Several members of the cast portray Goldman, passing around a red silk scarf to designate who will bear the mantle next. Scenes throughout Goldman's life and activism are re-enacted, and the format occasionally allows and older Goldman to chat with, challenge, or question her younger self.
Before the show, audience members are invited to write with chalk on the walls of the theatre what they want to see in the world, or to draw a flower. Throughout the play instead of quoting Goldman's speeches, similar mantras are read aloud from scratch paper by other cast members, followed by a repeated refrain: “This is your revolution. Now, what are you going to do to make it happen?”
The play is a pretty even mix of nostalgic, optimistic, and realistic. Disillusioned by the failure of the Russian Revolution, Goldman gives up the fight in the end. But the ensemble cast picks up her mantle to begin the fight anew, encouraging plenty of vigorous dancing.
The ensemble is tight and filled with camaraderie. They are clearly rehearsed enough for the play to flow without a hitch, but it feels organic enough in the moment despite that. The set, such as it is, is comprised of chairs flowing fluidly around the stage, stacking, and occasionally being used as props or rhythmic and aural accent.

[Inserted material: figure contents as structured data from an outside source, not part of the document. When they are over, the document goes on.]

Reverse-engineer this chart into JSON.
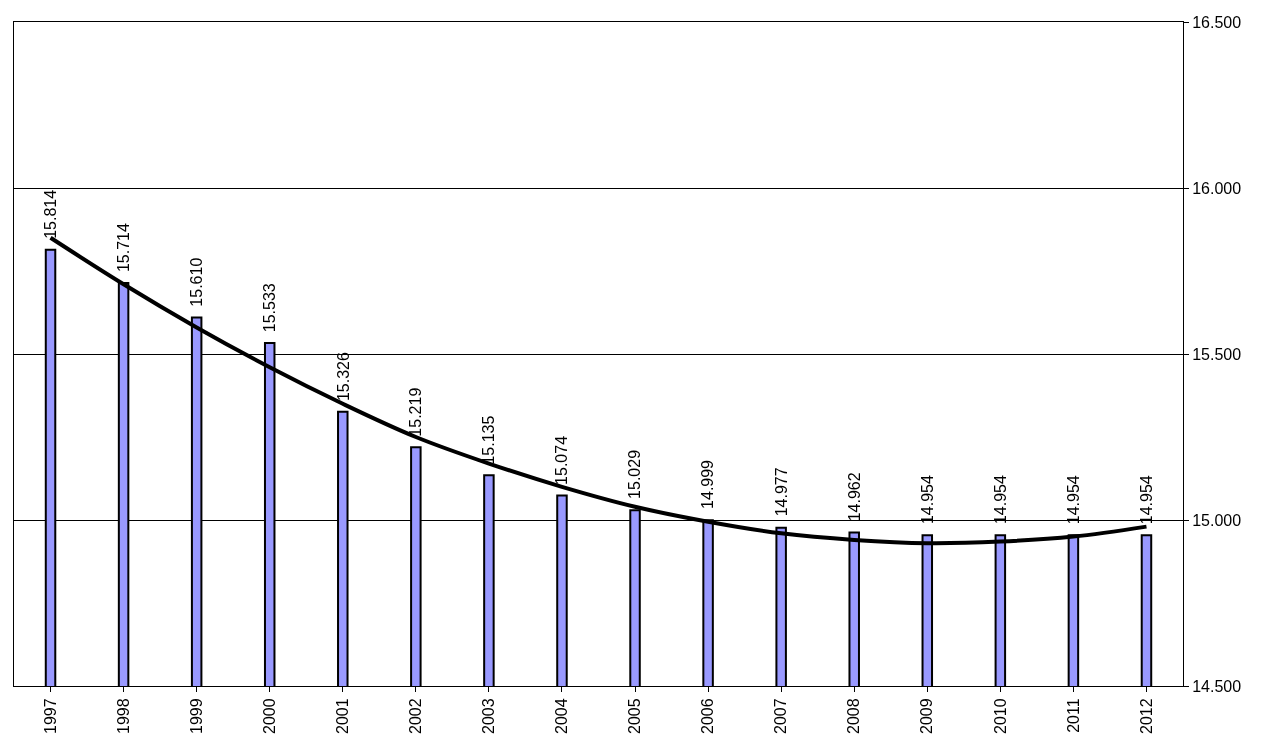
{
  "chart_data": {
    "type": "bar",
    "categories": [
      "1997",
      "1998",
      "1999",
      "2000",
      "2001",
      "2002",
      "2003",
      "2004",
      "2005",
      "2006",
      "2007",
      "2008",
      "2009",
      "2010",
      "2011",
      "2012"
    ],
    "series": [
      {
        "color": "#9999ff",
        "values": [
          15.814,
          15.714,
          15.61,
          15.533,
          15.326,
          15.219,
          15.135,
          15.074,
          15.029,
          14.999,
          14.977,
          14.962,
          14.954,
          14.954,
          14.954,
          14.954
        ],
        "value_labels": [
          "15.814",
          "15.714",
          "15.610",
          "15.533",
          "15.326",
          "15.219",
          "15.135",
          "15.074",
          "15.029",
          "14.999",
          "14.977",
          "14.962",
          "14.954",
          "14.954",
          "14.954",
          "14.954"
        ]
      },
      {
        "type": "line",
        "color": "#000000",
        "values": [
          15.85,
          15.71,
          15.58,
          15.46,
          15.35,
          15.25,
          15.17,
          15.1,
          15.04,
          14.995,
          14.96,
          14.94,
          14.93,
          14.935,
          14.95,
          14.98
        ]
      }
    ],
    "ylim": [
      14.5,
      16.5
    ],
    "yticks": [
      {
        "value": 14.5,
        "label": "14.500"
      },
      {
        "value": 15.0,
        "label": "15.000"
      },
      {
        "value": 15.5,
        "label": "15.500"
      },
      {
        "value": 16.0,
        "label": "16.000"
      },
      {
        "value": 16.5,
        "label": "16.500"
      }
    ],
    "grid": "y"
  }
}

Through the lens of Goldman's life, the play brings up some important questions about activism and revolution. What should we give up for the cause? What must never be given up? What makes life worth living? Who can we trust? How can we make sure everyone is included? “Beautiful things are not luxuries,” Goldman says. “Life would be unbearable without them.”

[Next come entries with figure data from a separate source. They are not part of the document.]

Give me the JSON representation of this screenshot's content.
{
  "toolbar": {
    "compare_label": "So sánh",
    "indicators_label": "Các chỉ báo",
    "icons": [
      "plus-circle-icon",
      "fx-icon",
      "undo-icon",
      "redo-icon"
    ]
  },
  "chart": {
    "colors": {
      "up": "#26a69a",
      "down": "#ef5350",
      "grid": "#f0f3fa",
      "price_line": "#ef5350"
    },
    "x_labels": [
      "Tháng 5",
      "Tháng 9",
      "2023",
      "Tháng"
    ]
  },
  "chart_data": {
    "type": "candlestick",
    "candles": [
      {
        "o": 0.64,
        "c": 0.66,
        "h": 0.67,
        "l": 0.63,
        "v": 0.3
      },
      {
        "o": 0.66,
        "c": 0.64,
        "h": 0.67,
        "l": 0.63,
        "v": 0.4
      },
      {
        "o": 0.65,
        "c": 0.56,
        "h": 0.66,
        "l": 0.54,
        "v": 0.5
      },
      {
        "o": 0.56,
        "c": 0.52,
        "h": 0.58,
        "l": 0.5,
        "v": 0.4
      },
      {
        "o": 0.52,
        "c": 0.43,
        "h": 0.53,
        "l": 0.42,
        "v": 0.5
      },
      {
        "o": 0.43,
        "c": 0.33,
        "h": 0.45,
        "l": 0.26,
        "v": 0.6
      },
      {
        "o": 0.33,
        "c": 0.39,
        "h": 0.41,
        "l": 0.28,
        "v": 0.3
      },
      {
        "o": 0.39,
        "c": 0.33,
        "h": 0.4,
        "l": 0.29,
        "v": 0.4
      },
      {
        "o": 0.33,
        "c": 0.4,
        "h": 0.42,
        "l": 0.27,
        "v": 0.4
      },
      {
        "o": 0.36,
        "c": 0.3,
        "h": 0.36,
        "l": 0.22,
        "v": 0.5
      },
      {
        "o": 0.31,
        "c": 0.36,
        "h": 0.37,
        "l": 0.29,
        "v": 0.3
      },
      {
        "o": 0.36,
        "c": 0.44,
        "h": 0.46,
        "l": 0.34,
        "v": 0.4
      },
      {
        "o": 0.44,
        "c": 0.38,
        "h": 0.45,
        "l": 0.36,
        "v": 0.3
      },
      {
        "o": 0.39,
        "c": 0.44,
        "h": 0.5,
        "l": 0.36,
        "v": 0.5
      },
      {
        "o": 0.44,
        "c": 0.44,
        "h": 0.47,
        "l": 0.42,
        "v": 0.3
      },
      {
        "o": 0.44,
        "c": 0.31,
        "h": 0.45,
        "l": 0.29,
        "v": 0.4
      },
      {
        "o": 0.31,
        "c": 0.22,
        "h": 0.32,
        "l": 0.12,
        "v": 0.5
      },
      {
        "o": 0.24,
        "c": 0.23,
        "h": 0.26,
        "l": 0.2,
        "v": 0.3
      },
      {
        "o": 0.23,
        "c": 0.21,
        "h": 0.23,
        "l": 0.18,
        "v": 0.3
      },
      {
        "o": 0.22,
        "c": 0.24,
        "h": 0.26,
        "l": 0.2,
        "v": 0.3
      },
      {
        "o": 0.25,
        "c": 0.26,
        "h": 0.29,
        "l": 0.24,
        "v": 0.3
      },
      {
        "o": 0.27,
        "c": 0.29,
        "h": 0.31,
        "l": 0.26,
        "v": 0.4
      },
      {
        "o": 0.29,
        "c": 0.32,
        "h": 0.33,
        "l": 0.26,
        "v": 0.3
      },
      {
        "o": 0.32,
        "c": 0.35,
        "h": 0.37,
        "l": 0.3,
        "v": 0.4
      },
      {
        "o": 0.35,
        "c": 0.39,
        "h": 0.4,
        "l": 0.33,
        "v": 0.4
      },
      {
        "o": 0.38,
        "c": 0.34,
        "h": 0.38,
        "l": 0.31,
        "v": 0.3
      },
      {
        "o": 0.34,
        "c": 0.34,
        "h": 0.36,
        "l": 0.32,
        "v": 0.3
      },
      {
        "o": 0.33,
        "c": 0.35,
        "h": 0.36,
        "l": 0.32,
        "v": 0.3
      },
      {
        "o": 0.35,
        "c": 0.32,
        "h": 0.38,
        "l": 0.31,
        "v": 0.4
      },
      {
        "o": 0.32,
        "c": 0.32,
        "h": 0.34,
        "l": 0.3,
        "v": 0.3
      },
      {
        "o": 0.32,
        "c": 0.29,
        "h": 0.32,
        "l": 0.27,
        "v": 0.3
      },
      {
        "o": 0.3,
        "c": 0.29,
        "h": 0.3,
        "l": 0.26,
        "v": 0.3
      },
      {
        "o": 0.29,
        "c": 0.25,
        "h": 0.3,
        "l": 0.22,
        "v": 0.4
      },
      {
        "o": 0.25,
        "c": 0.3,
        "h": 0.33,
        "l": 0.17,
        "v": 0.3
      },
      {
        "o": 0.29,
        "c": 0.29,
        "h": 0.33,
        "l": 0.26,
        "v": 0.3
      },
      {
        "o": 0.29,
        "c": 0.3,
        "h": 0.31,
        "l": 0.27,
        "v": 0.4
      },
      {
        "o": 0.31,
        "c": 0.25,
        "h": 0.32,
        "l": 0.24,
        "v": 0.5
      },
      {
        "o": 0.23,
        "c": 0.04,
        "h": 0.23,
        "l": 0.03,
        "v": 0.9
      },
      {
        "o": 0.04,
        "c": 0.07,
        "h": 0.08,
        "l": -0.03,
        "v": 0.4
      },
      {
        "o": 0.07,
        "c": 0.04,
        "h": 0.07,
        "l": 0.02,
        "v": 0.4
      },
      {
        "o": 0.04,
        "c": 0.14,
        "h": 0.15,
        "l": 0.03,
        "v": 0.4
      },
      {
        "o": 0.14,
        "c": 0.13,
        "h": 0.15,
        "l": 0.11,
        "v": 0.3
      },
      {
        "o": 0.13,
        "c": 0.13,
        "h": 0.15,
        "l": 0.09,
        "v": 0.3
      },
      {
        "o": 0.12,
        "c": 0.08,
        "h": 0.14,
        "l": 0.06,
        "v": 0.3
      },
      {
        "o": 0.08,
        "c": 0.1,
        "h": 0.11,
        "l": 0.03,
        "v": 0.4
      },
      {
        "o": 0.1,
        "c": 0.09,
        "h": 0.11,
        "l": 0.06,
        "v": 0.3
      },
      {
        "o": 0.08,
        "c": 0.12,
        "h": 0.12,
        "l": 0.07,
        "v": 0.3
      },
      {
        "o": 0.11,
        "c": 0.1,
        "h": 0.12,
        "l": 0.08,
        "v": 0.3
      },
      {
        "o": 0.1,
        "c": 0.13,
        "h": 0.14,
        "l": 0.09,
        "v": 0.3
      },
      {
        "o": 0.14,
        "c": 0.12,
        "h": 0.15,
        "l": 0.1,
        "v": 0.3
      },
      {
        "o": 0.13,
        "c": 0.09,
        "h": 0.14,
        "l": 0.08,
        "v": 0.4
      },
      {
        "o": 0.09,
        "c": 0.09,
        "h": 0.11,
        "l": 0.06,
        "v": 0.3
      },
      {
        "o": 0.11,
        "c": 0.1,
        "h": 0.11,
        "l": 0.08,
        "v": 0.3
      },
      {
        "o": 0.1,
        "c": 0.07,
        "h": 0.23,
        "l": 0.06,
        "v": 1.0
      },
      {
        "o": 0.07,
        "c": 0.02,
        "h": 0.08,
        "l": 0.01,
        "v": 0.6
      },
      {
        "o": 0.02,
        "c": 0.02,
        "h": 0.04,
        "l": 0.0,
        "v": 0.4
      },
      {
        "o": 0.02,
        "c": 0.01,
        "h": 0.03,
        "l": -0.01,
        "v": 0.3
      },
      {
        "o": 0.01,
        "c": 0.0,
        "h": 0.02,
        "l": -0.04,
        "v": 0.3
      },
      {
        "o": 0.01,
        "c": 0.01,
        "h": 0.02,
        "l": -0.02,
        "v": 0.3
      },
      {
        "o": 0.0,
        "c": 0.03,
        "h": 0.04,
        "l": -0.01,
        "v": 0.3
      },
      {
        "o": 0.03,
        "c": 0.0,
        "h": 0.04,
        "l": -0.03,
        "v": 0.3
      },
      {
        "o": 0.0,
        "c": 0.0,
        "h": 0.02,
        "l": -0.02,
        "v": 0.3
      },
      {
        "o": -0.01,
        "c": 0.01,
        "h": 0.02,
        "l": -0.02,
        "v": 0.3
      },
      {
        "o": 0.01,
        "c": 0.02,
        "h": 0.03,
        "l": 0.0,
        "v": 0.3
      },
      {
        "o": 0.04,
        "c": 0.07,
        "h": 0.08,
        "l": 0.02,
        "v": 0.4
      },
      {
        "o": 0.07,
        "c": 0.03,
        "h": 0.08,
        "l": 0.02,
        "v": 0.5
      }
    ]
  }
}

Does your revolution involve cookies? Dancing? Free love? New clothes? Can we have those things and still ensure everyone has enough to eat and a roof over their head? Can a revolution be sex-positive and call for the true emancipation of women without being written off as slutty?
I also appreciated that the play wasn't afraid to broach the subject of Goldman's own privilege within the anarchist community as a white woman raised in a bourgeois household. The play touched on the life of Lucy Parsons, a mixed race activist and former slave whose contributions to the movement were overshadowed by her marital status in Goldman's memoir.
Is your revolution intersectional?
Emma When You Need Her portrays Goldman as a wild, passionate, free spirit with her heart in all the right places, though perhaps limited (as we all are) by the culture of her time. A staunch defender of “everyone's right to beautiful, radiant things,” Goldman's life stands as a testament to the power of hope, activism, and love.
Though considered at times perhaps naïve by her peers, I agree with Goldman that in the post-revolution world it will be important to have flowers, tea, and chocolate biscuits. And it's no accident that a female activist called most loudly for a world filled with love, beauty, and freedom for all.
In a world still fighting for equality based on race, class, gender, and sexual orientation, a legacy like Goldman's is important to remember. Much thanks to the cast and crew for bringing her passions and contributions back into the light.
Emma When You Need Her runs through May 16 at the Vortex in East Austin.